Изабелла уже ждала ее в машине. На ней был костюм из чесучи и шляпа с полями и повязанной вокруг тульи шифоновой лентой в горошек. Она открыла Рослин дверь. На Рослин было светло-голубое платье, которое делало ее еще моложе. На голове, так же как и у Изабеллы, была шляпа с полями, защищающая глаза от солнца.

— Воздух стал каким-то тяжелым, — заводя машину, сказала Изабелла. Они выехали через арку из Дар-ЭрльАмры и по прохладной зеленой дороге, прорезающей плантации, отправились по направлению к главной магистрали.

Проезжая мимо стоящего обособленно дома Дуэйна, Изабелла оглянулась, как будто в надежде увидеть на террасе высокую ладную фигуру хозяина. Но единственным, кого смогла заметить Рослин, был слуга Дуэйна, Дауд, в делом традиционном одеянии.

— Я действительно не понимаю, как Дуэйн может жить здесь среди всех этих деревьев, — заметила Изабелла.

— По ночам здесь наверняка стоит шум от цикад и лягушек.

— Я думаю, он привык к деревьям, — сказала Рослин.

— Особенно, если подумать, сколько лет он провел в джунглях Амазонии.

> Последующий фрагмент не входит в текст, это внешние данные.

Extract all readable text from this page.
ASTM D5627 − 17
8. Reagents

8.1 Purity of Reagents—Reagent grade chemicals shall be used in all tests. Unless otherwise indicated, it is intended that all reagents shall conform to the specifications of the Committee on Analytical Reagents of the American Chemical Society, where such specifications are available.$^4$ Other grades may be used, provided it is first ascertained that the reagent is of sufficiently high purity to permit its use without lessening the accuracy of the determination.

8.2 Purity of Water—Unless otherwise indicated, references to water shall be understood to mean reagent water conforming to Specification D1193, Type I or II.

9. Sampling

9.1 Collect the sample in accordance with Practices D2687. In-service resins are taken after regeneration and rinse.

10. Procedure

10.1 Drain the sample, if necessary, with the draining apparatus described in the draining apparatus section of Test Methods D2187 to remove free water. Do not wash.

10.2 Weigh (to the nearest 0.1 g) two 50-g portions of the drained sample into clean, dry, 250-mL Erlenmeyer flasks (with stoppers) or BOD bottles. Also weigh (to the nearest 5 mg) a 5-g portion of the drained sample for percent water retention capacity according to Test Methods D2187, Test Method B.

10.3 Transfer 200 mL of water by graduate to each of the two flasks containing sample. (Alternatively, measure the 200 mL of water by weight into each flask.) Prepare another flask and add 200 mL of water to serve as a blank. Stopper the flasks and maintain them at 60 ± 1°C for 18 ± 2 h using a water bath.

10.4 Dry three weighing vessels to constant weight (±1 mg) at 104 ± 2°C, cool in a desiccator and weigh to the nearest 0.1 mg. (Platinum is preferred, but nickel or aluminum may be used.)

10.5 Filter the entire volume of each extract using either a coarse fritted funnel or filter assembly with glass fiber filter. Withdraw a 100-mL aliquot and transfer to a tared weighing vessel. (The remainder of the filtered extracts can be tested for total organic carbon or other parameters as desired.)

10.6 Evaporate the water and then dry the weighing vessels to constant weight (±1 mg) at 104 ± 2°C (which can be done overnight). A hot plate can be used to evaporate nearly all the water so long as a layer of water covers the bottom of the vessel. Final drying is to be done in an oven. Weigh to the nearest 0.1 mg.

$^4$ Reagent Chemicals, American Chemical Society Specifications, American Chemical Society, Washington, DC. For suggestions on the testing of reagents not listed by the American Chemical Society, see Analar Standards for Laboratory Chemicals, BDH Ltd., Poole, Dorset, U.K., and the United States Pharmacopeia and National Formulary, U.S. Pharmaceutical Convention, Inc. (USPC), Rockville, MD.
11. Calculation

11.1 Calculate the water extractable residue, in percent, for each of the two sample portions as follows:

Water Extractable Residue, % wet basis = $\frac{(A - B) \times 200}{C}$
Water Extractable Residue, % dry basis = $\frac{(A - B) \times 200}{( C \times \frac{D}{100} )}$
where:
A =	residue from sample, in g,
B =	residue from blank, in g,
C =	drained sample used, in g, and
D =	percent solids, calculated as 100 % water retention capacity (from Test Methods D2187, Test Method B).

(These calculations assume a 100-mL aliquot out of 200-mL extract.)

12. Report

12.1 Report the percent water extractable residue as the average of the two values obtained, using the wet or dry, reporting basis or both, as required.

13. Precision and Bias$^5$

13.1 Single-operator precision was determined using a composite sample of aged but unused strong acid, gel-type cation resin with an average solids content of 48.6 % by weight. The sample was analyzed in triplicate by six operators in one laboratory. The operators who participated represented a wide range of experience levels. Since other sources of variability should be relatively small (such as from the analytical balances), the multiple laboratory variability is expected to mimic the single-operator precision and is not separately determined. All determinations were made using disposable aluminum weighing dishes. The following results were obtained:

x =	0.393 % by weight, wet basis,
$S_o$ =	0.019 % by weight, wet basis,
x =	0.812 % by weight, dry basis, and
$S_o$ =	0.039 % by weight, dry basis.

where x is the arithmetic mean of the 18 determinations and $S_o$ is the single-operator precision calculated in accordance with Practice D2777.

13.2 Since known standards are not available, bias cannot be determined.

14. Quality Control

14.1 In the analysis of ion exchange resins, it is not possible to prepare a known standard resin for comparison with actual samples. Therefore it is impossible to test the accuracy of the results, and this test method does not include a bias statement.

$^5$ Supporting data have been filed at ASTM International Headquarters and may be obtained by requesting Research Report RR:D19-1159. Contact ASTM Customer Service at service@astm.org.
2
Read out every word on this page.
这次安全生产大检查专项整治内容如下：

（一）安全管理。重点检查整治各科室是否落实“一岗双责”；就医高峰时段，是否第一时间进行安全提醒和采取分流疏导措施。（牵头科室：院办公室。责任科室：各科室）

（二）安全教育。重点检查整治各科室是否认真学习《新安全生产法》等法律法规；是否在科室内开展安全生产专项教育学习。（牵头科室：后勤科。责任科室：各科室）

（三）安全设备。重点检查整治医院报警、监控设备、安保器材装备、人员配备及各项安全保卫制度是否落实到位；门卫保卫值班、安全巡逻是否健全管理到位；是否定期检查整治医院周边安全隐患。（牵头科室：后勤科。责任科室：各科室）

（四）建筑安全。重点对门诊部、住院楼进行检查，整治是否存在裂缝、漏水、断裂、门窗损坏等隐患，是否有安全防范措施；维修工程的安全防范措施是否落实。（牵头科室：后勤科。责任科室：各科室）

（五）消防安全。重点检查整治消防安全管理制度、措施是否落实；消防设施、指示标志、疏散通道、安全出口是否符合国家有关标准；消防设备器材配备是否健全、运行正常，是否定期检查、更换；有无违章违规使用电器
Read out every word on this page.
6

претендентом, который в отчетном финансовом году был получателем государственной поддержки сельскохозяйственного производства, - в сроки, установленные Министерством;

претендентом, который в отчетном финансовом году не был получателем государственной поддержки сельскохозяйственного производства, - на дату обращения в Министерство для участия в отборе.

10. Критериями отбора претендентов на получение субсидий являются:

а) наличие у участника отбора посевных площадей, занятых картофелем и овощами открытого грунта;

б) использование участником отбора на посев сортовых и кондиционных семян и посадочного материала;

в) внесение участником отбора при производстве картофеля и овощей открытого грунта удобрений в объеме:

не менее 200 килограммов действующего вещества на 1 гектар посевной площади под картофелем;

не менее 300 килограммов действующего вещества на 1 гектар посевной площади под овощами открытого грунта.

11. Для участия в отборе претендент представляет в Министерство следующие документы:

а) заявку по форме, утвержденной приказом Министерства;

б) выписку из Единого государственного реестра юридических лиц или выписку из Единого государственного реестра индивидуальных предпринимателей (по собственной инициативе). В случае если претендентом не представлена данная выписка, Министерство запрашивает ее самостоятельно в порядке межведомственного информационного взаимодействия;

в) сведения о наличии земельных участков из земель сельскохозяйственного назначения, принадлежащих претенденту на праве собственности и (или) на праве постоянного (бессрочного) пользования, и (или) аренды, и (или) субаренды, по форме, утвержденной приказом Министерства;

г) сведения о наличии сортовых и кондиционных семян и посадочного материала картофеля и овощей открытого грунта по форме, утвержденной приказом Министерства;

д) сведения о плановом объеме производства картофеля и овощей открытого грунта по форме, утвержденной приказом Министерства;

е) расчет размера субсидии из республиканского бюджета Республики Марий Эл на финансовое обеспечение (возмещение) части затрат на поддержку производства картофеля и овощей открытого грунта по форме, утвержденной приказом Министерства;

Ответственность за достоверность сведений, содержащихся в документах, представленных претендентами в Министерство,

— Он просто привык жить среди дикой природы, — Изабелла посигналила рабочему с плантации, переходящему дорогу, по которой они ехали. — Но любые привычки можно изменить. К тому же человек с его способностями мог бы зарабатывать куда больше денег, руководя делами, сидя за столом, а не гробя свою жизнь на плантациях.

— Возможно, он принадлежит к тем людям, которые находят удовлетворение в том, чтобы жить на природе.

Лично я не могу представить себе господина Хантера за рабочим столом, — твердо прибавила Рослин. — Я полагаю, такая жизнь его попросту сгубила бы.

Изабелла ничего не ответила. Они ехали по шоссе, и стрелка спидометра держалась где-то по середине между семьюдесятью и восемьюдесятью. По обеим сторонам была пустыня, у дороги росли кустарники выгоревшего зеленоватого оттенка. Они были единственным, что разбавляло однообразие желто-коричневого цвета. Небо было настолько ярко-синим, что на него невозможно было смотреть без очков.

— Почему ты обращаешься к Дуэйну так официально? — растягивая слова, произнесла Изабелла. — Я уверена, что ваши отношения не всегда были такими официальными.

— Ты ошибаешься, — тут же отреагировала Рослин.

— Нам так и не удалось перейти на дружеский тон.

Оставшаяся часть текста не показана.